Microsoft Flow makes it easy for anyone to string together inputs, outputs, and actions into simple applications
Not all cloud applications need to be cloud-scale. They’re often simple routing and switching apps that take information from one source, process it minimally, then pass it on. That’s where tools like IFTTT and Yahoo Pipes came into play, allowing you to quickly build and share information flows that linked one service to another. Sadly, Yahoo Pipes has been shut down, and IFTTT has concentrated on simple links to the Internet of things.
That means there’s space in the market for a new tool -- one focused on working with applications and services, and capable of handling more complex chains of operations than IFTTT’s basic one input to one output mapping. You could build microservices on Node.js to automate these sorts of connections between applications and between APIs, but that would be overkill. So would Azure Logic Apps or AWS Lambda.

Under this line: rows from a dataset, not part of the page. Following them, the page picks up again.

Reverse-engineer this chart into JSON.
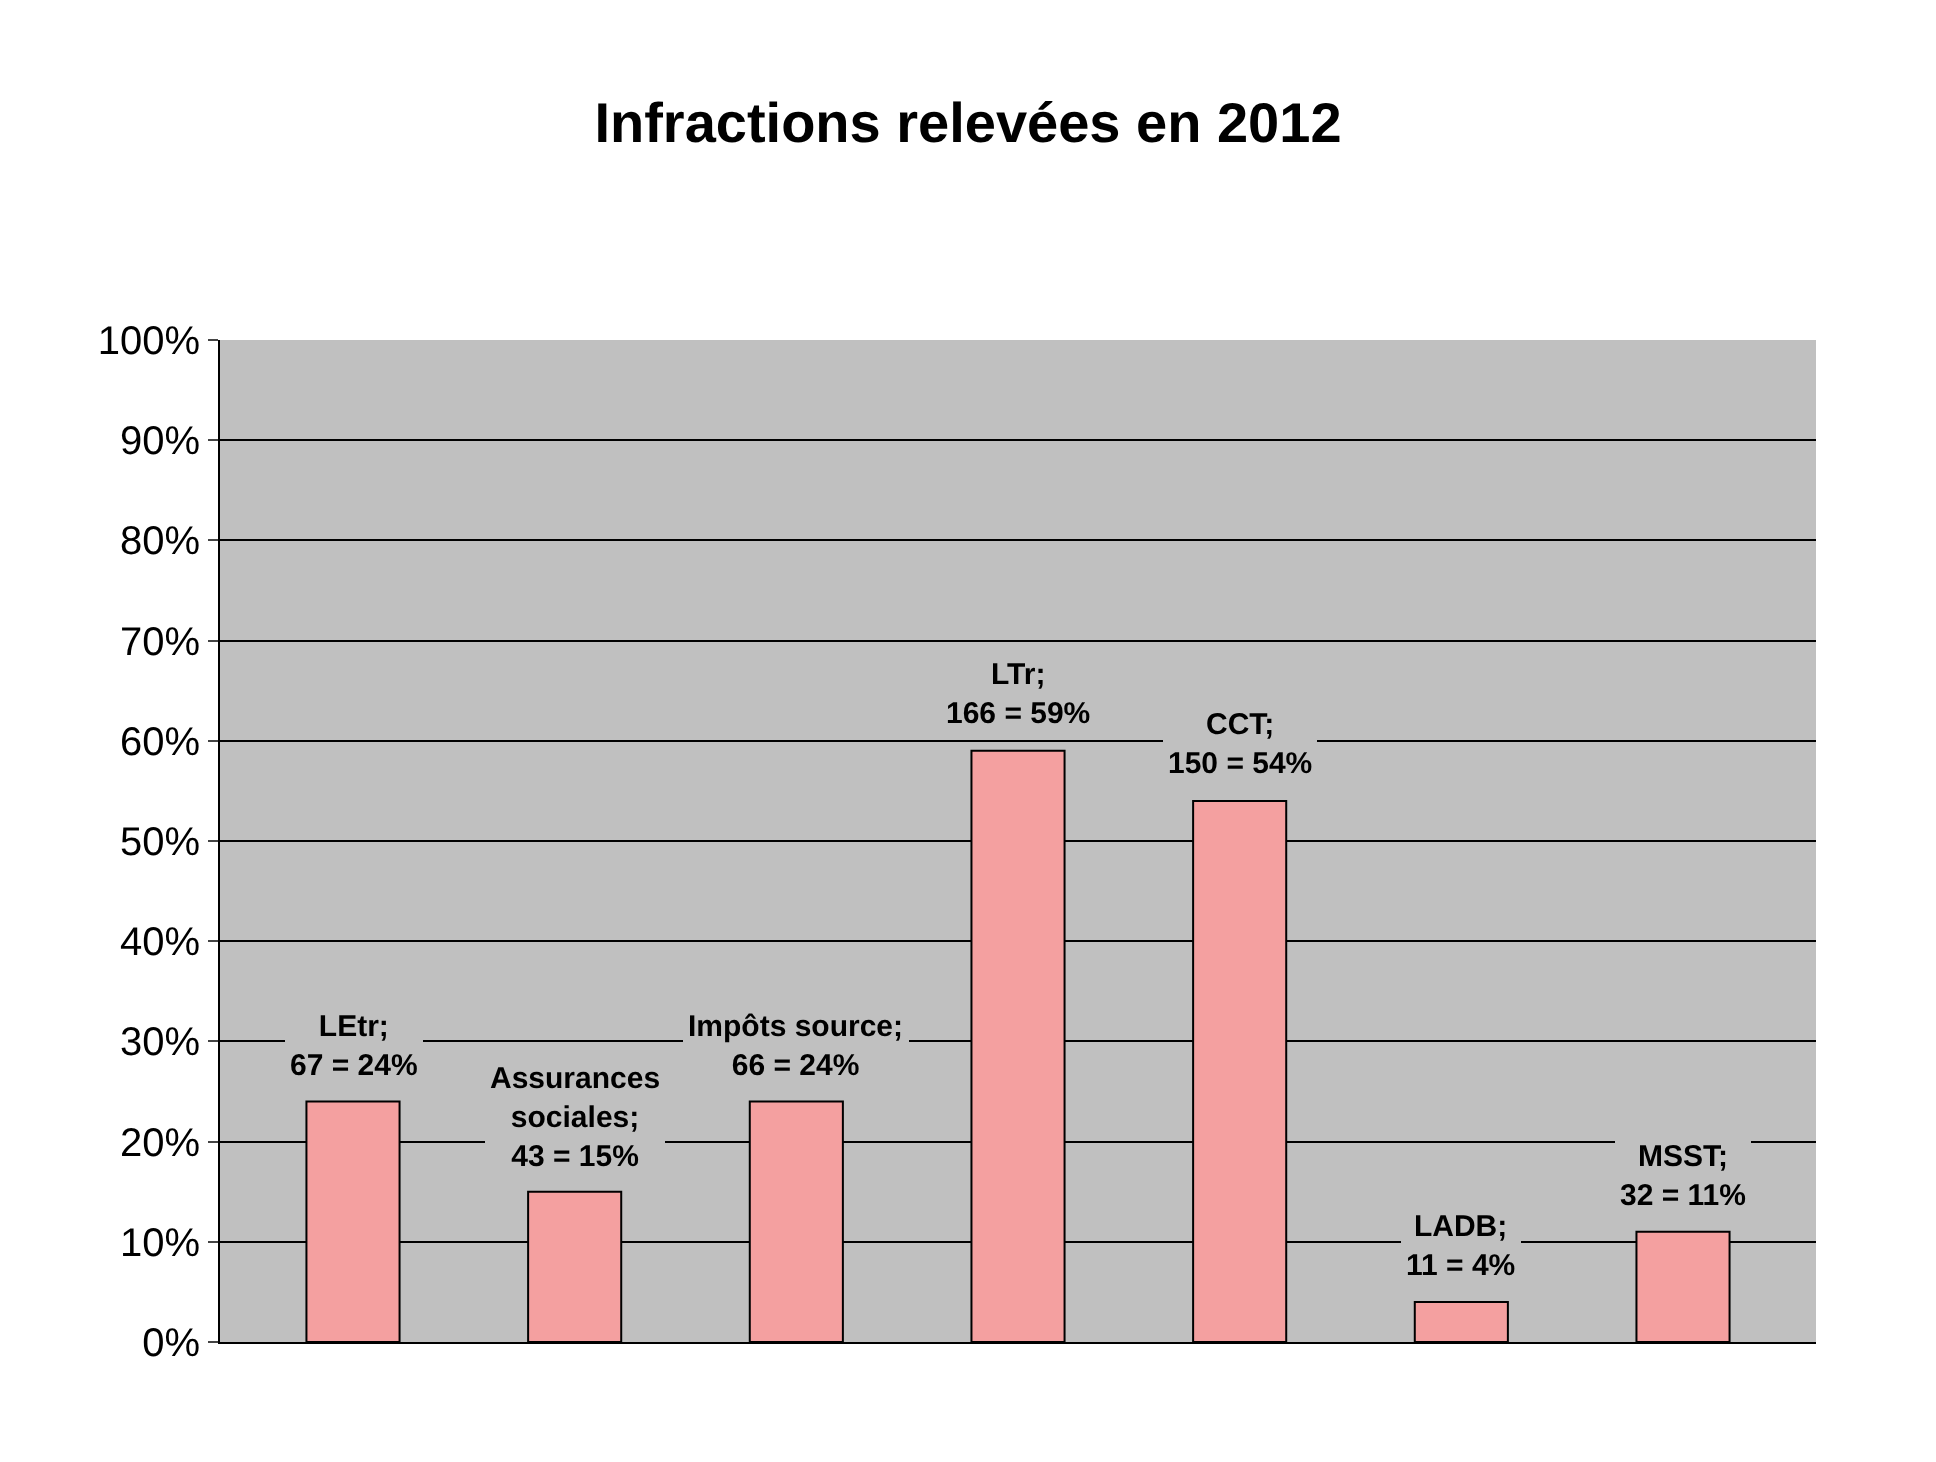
{
  "chart_data": {
    "type": "bar",
    "title": "Infractions relevées en 2012",
    "categories": [
      null,
      null,
      null,
      null,
      null,
      null,
      null
    ],
    "values": [
      24,
      15,
      24,
      59,
      54,
      4,
      11
    ],
    "value_labels": [
      "LEtr;\n67 = 24%",
      "Assurances\nsociales;\n43 = 15%",
      "Impôts source;\n66 = 24%",
      "LTr;\n166 = 59%",
      "CCT;\n150 = 54%",
      "LADB;\n11 = 4%",
      "MSST;\n32 = 11%"
    ],
    "color": "#f4a0a0",
    "ylim": [
      0,
      100
    ],
    "yticks": [
      {
        "value": 0,
        "label": "0%"
      },
      {
        "value": 10,
        "label": "10%"
      },
      {
        "value": 20,
        "label": "20%"
      },
      {
        "value": 30,
        "label": "30%"
      },
      {
        "value": 40,
        "label": "40%"
      },
      {
        "value": 50,
        "label": "50%"
      },
      {
        "value": 60,
        "label": "60%"
      },
      {
        "value": 70,
        "label": "70%"
      },
      {
        "value": 80,
        "label": "80%"
      },
      {
        "value": 90,
        "label": "90%"
      },
      {
        "value": 100,
        "label": "100%"
      }
    ],
    "grid": "y",
    "tick_labels": "y"
  }
}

Alongside the launch of its new visual development tool, PowerApps, Microsoft recently unveiled its new connection-based development tool, Flow. Like IFTTT and Pipes, Flow is designed to help you quickly hook together outputs and inputs to build applications that are triggered by an event on an input, and deliver responses to one or more services. Where IFTTT could scan a stream of tweets and save specific content to a file, Flow can take an input and use it as the basis for a more complex flow of information, querying multiple information sources and handling multiple actions as a result.